How Tesla co-founder JB Straubel is ramping up his battery recycling startup

When Tesla co-founder JB Straubel stepped down from his post as the company’s CTO in 2019, it wasn’t just to go fishing and play golf. Actually, for all we know, he may indulge in both of these activities, but he’s also been devoting his talents to a worthy project: starting up a battery recycling company called Redwood Materials.  


Above: A look back at JB Straubel (right) delivering the first Tesla Model S to board member Steve Jurvetson (left) back in 2012 (Flickr: Steve Jurvetson)

Straubel co-founded the startup in 2017, but until a few weeks ago, it seems to have been operating in stealth mode. Now Straubel is starting to reveal some details about his plans to make Redwood one of the world’s major battery recycling companies. He recently appeared on TechCrunch’s TC Sessions: Mobility program.

“This is something that is a major industry and a major problem, and it’s a big part of why I want to spend my time on it,” Straubel told TechCrunch. “I want to do something that can actually make a really material impact on sustainability in the world. And you need scale to do that.”

Nevada-based Redwood’s mission is to create a circular supply chain. The first step is to collect scrap from the production of battery cells used in EVs and consumer electronics. Next, Redwood will extract valuable materials such as cobalt, nickel and lithium, then supply them to cell manufacturers to be recycled into new batteries.

Redwood says it has signed up several customers, and has revealed that it is working with Panasonic and Amazon. As Reuters reports, Redwood and Panasonic have partnered on a materials recovery operation that began pilot operation last year. Redwood has received funding from Amazon’s Climate Pledge Fund, as well as from Breakthrough Energy Ventures, which counts heavy hitters Jeff Bezos and Bill Gates among its backers.


Above: Straubel's new company, Redwood Materials, has significant plans in place to recycle batteries (Source: Redwood Materials

Redwood has two recycling and processing facilities in Carson City, which it says are currently operating at the “gigawatt scale.” If we take Tesla as an example, we can assume that Redwood will ramp that up in record time. “We’ve been able to grow extremely quickly and to ramp up our capacity and I expect that will follow roughly the scale of lithium-ion production, lagging by a few years,” says Straubel.

“We’ve already dug these metals out of the ground, we’ve put them in cells, they’re sitting there,” said Celina Mikolajczak, VP of Battery Technology at Panasonic, who joined Straubel for the TC Sessions: Mobility interview. “And yeah, it’s a little difficult to handle cells, they process a little differently than a typical metal ore, right, but at the same time, we have a much higher concentration of the metals we need than a typical metal ore. So it makes total sense to go after recycling and to do it aggressively because there’s a lot of it, there’s a lot of batteries already out in the world.”

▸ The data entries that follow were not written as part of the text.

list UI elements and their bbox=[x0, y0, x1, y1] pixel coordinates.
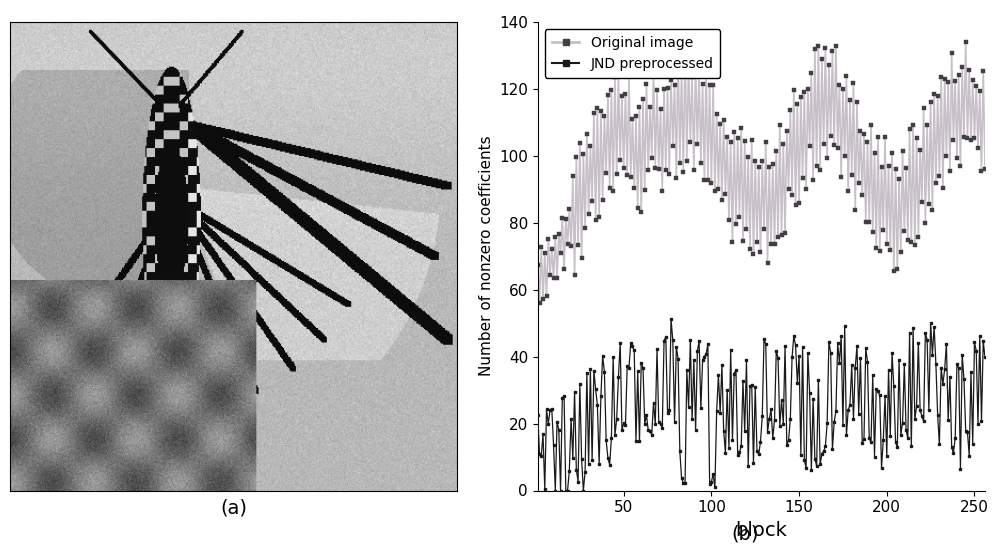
Y-axis label: Number of nonzero coefficients: Number of nonzero coefficients bbox=[479, 136, 494, 377]
Legend: Original image, JND preprocessed: Original image, JND preprocessed bbox=[545, 29, 720, 77]
X-axis label: block: block bbox=[735, 521, 787, 540]
Text: (b): (b) bbox=[731, 524, 759, 543]
X-axis label: (a): (a) bbox=[220, 499, 247, 518]
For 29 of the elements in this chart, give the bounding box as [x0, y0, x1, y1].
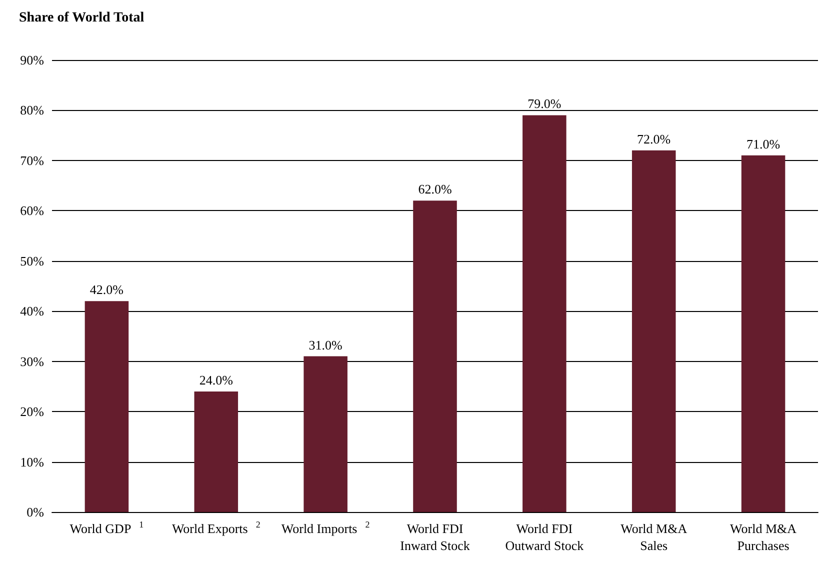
y-tick-label: 20% [20, 404, 44, 420]
data-label: 72.0% [637, 131, 671, 146]
x-tick-label: World M&A Sales [620, 521, 688, 553]
y-tick-label: 60% [20, 203, 44, 218]
y-tick-label: 50% [20, 253, 44, 268]
x-tick-label: World FDI Inward Stock [400, 521, 470, 553]
bar [194, 391, 238, 512]
bar [522, 115, 566, 512]
y-tick-label: 90% [20, 52, 44, 68]
bar [413, 200, 457, 512]
y-tick-label: 0% [26, 504, 44, 520]
x-tick-label: World FDI Outward Stock [505, 521, 584, 553]
data-label: 31.0% [308, 337, 343, 352]
data-label: 24.0% [199, 372, 234, 388]
data-label: 71.0% [746, 136, 780, 152]
y-tick-label: 80% [20, 102, 44, 118]
bar [304, 356, 348, 512]
bar [84, 301, 129, 512]
data-label: 42.0% [90, 282, 124, 298]
y-tick-label: 30% [20, 354, 44, 369]
y-tick-label: 70% [20, 152, 44, 168]
chart-title: Share of World Total [19, 10, 144, 26]
y-tick-label: 10% [20, 454, 44, 470]
bar [741, 155, 786, 512]
y-tick-label: 40% [20, 304, 44, 319]
data-label: 79.0% [528, 96, 562, 112]
x-tick-label: World M&A Purchases [730, 521, 798, 553]
bar [632, 150, 676, 512]
data-label: 62.0% [418, 182, 452, 197]
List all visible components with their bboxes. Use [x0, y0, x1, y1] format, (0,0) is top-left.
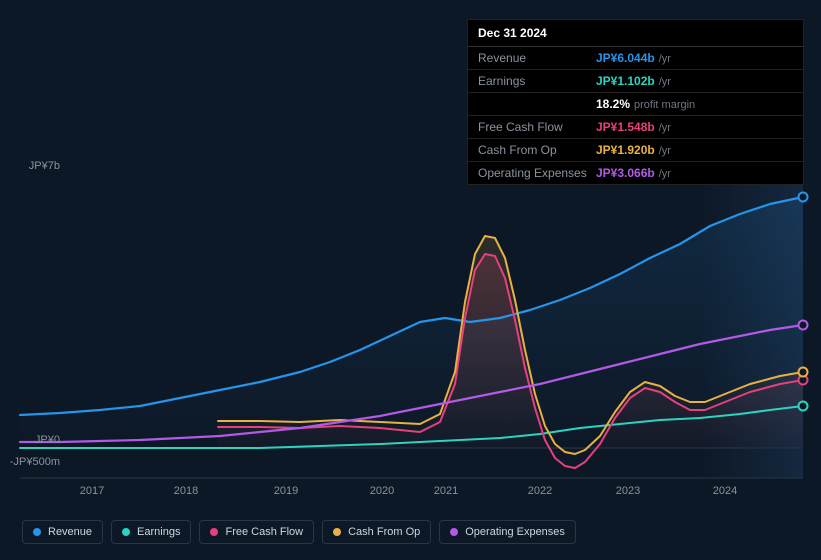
legend-item-free-cash-flow[interactable]: Free Cash Flow	[199, 520, 314, 544]
tooltip-value: JP¥1.102b	[596, 74, 655, 88]
legend-dot	[450, 528, 458, 536]
tooltip-label: Cash From Op	[478, 143, 596, 157]
tooltip-row: Free Cash FlowJP¥1.548b/yr	[468, 116, 803, 139]
legend-dot	[122, 528, 130, 536]
y-axis-tick: JP¥7b	[0, 160, 60, 172]
x-axis-tick: 2022	[528, 485, 552, 497]
legend-label: Cash From Op	[348, 526, 420, 538]
legend-item-cash-from-op[interactable]: Cash From Op	[322, 520, 431, 544]
tooltip-row: RevenueJP¥6.044b/yr	[468, 47, 803, 70]
x-axis-tick: 2020	[370, 485, 394, 497]
x-axis-tick: 2021	[434, 485, 458, 497]
x-axis-tick: 2019	[274, 485, 298, 497]
tooltip-header: Dec 31 2024	[468, 20, 803, 47]
legend-item-operating-expenses[interactable]: Operating Expenses	[439, 520, 576, 544]
x-axis-tick: 2024	[713, 485, 737, 497]
tooltip-row: Operating ExpensesJP¥3.066b/yr	[468, 162, 803, 184]
legend-dot	[33, 528, 41, 536]
tooltip-value: JP¥3.066b	[596, 166, 655, 180]
tooltip-label: Earnings	[478, 74, 596, 88]
tooltip-suffix: /yr	[659, 145, 671, 157]
y-axis-tick: -JP¥500m	[0, 456, 60, 468]
x-axis-tick: 2018	[174, 485, 198, 497]
legend-label: Operating Expenses	[465, 526, 565, 538]
legend-item-earnings[interactable]: Earnings	[111, 520, 191, 544]
tooltip-label: Free Cash Flow	[478, 120, 596, 134]
legend-label: Revenue	[48, 526, 92, 538]
y-axis-tick: JP¥0	[0, 434, 60, 446]
tooltip-row: 18.2% profit margin	[468, 93, 803, 116]
tooltip-row: Cash From OpJP¥1.920b/yr	[468, 139, 803, 162]
tooltip-row: EarningsJP¥1.102b/yr	[468, 70, 803, 93]
tooltip-value: JP¥1.920b	[596, 143, 655, 157]
tooltip-suffix: /yr	[659, 76, 671, 88]
tooltip-value: 18.2%	[596, 97, 630, 111]
tooltip-suffix: /yr	[659, 168, 671, 180]
legend-label: Earnings	[137, 526, 180, 538]
tooltip-suffix: /yr	[659, 122, 671, 134]
tooltip-label: Operating Expenses	[478, 166, 596, 180]
legend-dot	[333, 528, 341, 536]
legend-label: Free Cash Flow	[225, 526, 303, 538]
x-axis-tick: 2023	[616, 485, 640, 497]
tooltip-suffix: profit margin	[634, 99, 695, 111]
x-axis-tick: 2017	[80, 485, 104, 497]
tooltip-suffix: /yr	[659, 53, 671, 65]
tooltip-label: Revenue	[478, 51, 596, 65]
tooltip-panel: Dec 31 2024 RevenueJP¥6.044b/yrEarningsJ…	[467, 19, 804, 185]
legend-item-revenue[interactable]: Revenue	[22, 520, 103, 544]
tooltip-value: JP¥1.548b	[596, 120, 655, 134]
legend-dot	[210, 528, 218, 536]
tooltip-value: JP¥6.044b	[596, 51, 655, 65]
legend: Revenue Earnings Free Cash Flow Cash From O…	[22, 520, 576, 544]
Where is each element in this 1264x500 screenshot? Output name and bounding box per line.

“Scale” is a word that Straubel uses a lot, and it’s an important concept to understand, as it’s part of the key to Tesla’s success, and to the future of electrification. EVs themselves may be the most glamorous part of the e-mobility ecosystem (and of course, the part that we consumers actually touch and drive and brag about to our friends), but in order to build EVs, you need to build batteries, and in order to make EVs truly sustainable, you need to recycle those batteries once their life is over. Millions of EVs on the road mean millions of batteries to eventually be recycled.

“As the world electrifies transportation it needs so many different materials, and the supply chain upstream of the factory is, I think, often under-appreciated,” says Straubel. “The Gigafactory is a little bit like an iceberg—there’s so much of it that’s kind of below the surface, in the suppliers and in the mines and refineries and all the different things that need to feed into it that you don’t typically see.”